Template Based Information Extraction with Dendograms to Classify News Articles
When dealing with several news articles, it can be cumbersome to have to classify what topic such articles are for a given website. Alternatively, one may want to discover underlying templates within diverse news categories, or even within a specific category instead. My talk deals with discovering templates from news articles in order to help classify given articles or find hidden themes.

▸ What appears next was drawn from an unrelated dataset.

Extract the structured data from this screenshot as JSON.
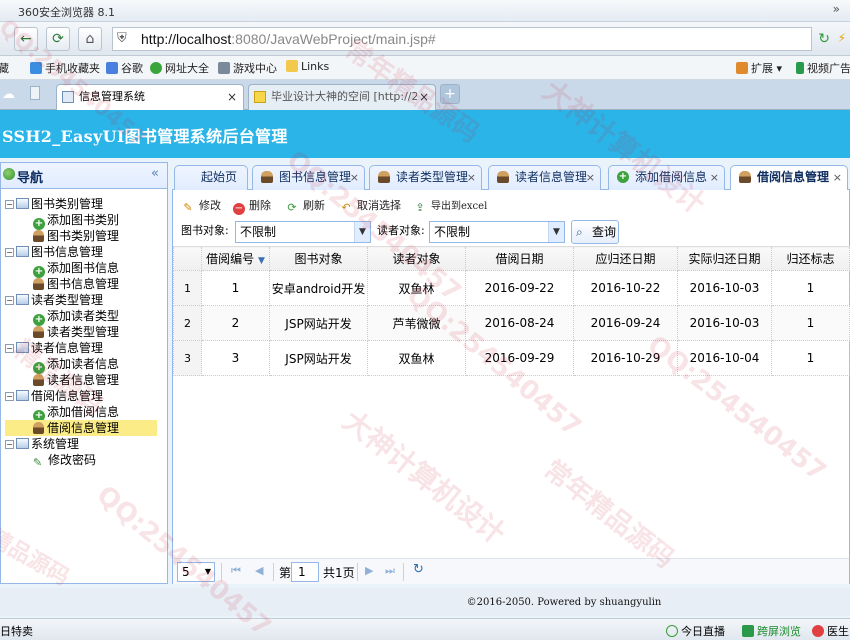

My talk will delve with ideas I derived from Daniel Jurafsky’s paper: “Template Based Information Extraction without the Templates” along with some additional ideas I used to implement the given paper.
Daniel Svoboda
NLP Research Scientist Johnson & Johnson
Daniel earned his bachelors in computer engineering along with auditing a masters in mathematics from Stevens Institute of Technology in 2005. He completed his masters in Computer Engineering with a focus on Intelligent Systems (also from Stevens) in 2012. Daniel has had long experience working in NLP projects with diverse companies such as Standard and Poors, Bank of America, Verizon and AT&T. Currently, he is an NLP Data Scientist with Johnson and Johnson where he is working to automate their product selection API using natural text descriptions.
Daniel has also done some independent academic research and has a published paper along with co-authors Kevin Chen and Ken Nelson: “Use of Student’s t-distribution for the Latent Layer in a Coupled Variational Autoencoder.” Daniel is also a co-host on the podcast “Adventures in Machine Learning” where he and other co-hosts interview up and coming data scientists and engineers about the latest developments in such fields.